Hoofdstuk 24 - Schizofrenie Flashcards
Wat zijn de diagnostische criteria van schizofrenie?
De vier A’s van Bleuler:
1 Ambivalentie (geen keuzes kunnen maken)
2 vervlakt affect
3 autisme (verminderde deelname aan sociale interacties)
4 associatiezwakte (niet goed logische verbanden kunnen leggen waardoor de gedachtegang incoherent wordt.
verdeling in drie categorieën: positieve en negatieve symptomen en desorganisatie
Wat is het klinische beeld van schizofrenie?
Kleiner volume van de grijze stof, vooral in de superieure temporale gyrus en mediale temporale en limbische gebieden. Het volume van de hippocampus neemt geleidelijk meer af en de ventrikels verwijden steeds iets meer. Belangrijk is dat gelet wordt op invloed van medicatie: Antipsychotica kunnen het volume van de basale ganglia binnen 6 maanden vergroten.
De normale asymmetrie van de hersenhelften is niet aanwezig.
Afwijkende activering van de aymgdala; deze wordt al actief bij neutrale stimuli.
Wat zijn positieve en negatieve symptomen bij schizofrenie ?
Positief (toename van bepaalde functies of gedachten): wanen en hallucinaties
Negatief (vermindering van bepaalde functies) vervlakt affect, ambivalentie en autisme
Wat is de rol van een neuropsycholoog bij schizofrenie?

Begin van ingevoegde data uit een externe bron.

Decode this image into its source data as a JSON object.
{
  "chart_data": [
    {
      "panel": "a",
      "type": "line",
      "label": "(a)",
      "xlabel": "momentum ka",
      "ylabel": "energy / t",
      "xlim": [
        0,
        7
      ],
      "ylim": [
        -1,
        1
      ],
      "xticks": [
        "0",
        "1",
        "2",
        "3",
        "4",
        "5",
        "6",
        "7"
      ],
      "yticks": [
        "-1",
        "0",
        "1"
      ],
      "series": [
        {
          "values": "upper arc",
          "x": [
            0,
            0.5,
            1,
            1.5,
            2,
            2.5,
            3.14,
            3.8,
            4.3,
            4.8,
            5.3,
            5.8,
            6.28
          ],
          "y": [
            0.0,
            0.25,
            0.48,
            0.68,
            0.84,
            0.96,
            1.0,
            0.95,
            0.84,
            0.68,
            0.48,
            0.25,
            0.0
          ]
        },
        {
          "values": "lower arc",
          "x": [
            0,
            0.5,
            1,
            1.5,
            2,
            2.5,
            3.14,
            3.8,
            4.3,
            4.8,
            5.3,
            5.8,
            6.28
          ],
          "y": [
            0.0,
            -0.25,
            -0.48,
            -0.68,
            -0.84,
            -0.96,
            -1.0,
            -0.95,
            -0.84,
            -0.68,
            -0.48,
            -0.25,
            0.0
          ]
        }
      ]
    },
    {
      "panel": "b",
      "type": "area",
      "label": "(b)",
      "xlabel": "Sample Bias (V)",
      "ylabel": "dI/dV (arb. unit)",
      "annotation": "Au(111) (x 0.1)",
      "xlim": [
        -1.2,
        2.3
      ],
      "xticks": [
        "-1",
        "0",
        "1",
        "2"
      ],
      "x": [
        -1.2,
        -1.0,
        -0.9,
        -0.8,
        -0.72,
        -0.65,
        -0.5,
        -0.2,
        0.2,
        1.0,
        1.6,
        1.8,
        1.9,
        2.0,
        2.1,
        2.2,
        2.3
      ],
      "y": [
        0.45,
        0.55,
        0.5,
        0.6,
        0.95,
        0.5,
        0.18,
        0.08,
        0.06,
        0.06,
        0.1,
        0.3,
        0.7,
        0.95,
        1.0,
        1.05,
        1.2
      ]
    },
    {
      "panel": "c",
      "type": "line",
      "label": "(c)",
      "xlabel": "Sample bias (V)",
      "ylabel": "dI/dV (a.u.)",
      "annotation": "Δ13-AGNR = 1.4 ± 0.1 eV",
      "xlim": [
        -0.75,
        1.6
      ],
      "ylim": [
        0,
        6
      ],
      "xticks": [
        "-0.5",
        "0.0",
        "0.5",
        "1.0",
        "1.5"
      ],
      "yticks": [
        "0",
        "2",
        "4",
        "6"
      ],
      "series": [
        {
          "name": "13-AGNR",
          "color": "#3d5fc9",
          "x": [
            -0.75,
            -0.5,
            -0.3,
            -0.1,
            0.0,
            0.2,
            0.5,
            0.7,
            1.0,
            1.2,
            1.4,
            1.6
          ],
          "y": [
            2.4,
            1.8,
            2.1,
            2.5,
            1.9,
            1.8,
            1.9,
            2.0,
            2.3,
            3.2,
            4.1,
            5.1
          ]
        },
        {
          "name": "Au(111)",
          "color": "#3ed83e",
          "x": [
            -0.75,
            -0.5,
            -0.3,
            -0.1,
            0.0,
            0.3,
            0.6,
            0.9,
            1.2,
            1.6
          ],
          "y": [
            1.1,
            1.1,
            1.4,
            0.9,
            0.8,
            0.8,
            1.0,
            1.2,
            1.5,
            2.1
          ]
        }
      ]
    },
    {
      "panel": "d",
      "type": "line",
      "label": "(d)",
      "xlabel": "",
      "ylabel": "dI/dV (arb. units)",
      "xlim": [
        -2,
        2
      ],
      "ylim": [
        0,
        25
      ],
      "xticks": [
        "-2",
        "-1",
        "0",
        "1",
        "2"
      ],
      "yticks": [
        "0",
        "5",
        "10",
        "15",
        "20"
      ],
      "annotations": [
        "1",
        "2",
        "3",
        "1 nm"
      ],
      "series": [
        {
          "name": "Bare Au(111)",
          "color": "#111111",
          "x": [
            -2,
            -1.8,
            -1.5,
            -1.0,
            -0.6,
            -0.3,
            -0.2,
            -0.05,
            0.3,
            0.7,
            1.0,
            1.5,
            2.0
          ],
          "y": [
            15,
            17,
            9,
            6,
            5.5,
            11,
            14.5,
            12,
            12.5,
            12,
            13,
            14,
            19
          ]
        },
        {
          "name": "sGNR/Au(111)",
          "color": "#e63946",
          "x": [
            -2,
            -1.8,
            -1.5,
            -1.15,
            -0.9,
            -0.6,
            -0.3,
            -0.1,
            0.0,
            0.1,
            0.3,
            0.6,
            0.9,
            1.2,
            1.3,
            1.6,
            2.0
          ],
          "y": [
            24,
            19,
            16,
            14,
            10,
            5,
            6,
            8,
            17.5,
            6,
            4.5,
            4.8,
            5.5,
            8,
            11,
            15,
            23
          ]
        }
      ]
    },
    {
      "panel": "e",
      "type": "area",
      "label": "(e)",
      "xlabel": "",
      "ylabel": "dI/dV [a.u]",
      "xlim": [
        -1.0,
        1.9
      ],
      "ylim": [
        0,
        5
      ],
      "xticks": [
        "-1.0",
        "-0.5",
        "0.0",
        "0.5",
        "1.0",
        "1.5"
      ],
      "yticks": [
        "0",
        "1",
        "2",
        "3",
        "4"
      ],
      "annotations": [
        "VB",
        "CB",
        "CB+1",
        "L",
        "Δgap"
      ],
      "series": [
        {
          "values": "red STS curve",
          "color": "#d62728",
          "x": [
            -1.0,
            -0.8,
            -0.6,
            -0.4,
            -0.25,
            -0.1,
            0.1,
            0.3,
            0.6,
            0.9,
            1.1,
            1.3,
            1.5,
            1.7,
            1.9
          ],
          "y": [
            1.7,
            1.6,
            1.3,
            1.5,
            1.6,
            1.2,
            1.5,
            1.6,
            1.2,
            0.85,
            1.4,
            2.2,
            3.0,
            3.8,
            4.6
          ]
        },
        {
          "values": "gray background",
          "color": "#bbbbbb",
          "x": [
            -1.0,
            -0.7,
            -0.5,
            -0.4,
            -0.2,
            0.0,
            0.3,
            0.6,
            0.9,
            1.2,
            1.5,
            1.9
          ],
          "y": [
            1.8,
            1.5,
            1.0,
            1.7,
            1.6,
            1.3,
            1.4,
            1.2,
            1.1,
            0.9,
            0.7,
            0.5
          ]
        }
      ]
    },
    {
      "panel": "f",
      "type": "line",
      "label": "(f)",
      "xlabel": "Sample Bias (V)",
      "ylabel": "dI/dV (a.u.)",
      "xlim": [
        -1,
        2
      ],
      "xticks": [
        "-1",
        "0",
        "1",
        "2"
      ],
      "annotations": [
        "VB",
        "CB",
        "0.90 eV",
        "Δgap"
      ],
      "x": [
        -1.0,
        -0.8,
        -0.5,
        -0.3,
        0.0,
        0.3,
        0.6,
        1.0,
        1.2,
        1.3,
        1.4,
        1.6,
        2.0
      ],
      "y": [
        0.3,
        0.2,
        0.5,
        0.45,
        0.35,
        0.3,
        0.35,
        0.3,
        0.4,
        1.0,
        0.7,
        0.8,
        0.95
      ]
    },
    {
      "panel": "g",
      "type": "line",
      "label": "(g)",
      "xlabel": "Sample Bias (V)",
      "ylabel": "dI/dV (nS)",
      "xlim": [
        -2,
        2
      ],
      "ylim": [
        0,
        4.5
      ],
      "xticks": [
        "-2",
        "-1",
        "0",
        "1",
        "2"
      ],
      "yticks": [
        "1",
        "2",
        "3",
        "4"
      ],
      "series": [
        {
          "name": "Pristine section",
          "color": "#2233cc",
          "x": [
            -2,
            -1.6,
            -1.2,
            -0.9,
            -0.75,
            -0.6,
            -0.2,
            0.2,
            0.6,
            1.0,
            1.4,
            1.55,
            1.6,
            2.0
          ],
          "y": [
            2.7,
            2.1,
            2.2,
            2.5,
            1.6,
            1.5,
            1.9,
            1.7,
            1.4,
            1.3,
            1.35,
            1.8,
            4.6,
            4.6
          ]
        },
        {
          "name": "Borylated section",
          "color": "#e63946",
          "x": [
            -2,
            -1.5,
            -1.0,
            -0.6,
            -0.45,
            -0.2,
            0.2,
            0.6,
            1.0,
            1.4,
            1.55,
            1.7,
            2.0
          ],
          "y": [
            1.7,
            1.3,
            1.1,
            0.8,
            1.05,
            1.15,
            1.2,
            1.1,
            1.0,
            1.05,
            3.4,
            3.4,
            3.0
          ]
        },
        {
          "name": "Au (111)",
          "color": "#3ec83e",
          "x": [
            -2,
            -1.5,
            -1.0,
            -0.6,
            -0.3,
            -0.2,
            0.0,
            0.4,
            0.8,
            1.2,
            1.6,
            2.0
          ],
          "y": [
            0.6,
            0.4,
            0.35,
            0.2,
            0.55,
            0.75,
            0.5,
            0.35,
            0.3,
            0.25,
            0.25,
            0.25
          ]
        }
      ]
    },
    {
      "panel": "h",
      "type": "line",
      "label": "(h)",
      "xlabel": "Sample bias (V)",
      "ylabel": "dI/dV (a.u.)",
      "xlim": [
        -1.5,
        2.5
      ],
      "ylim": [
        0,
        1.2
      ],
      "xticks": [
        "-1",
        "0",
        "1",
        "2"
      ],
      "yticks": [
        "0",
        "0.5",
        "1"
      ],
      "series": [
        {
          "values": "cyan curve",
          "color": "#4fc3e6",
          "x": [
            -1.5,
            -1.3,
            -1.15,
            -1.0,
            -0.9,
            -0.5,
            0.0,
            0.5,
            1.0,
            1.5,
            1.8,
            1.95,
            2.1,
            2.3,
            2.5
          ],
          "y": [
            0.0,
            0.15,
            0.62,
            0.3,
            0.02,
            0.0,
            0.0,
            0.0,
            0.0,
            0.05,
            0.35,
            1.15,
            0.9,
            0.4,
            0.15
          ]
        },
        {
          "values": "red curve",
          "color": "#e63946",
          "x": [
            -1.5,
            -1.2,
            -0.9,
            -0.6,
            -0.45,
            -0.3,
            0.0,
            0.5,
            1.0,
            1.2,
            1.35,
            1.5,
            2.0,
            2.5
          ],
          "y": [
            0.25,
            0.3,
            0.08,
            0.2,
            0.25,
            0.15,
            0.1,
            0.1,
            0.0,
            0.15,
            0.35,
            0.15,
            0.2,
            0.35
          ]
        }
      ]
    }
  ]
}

De cognitieve stoornissen spelen een belangrijke rol bij de verslechtering in het dagelijks functioneren, neuropsychologen kunnen helpen deze functiestoornissen in kaart te brengen en een prognose te stellen
Diagnostische criteria volgens DSM
DSM:
1. wanen, 2. hallucinaties, 3. onsamenhangende spraak
4. ernstig chaotisch gedrag
5. negatieve symptomen, waaronder achteruitgang van sociaal functioneren.
Symptomen tenminste gedurende een half jaar
o Belangrijk: Om een diagnose schizofrenie te kunnen stellen moeten er minstens 2 van deze symptomen optreden! (Dit hoeft echter niet wanneer hallucinaties commentaar geven op gedrag/gedachten persoon, of wanneer meerdere stemmen door elkaar heen praten; dan is één symptoom voldoende).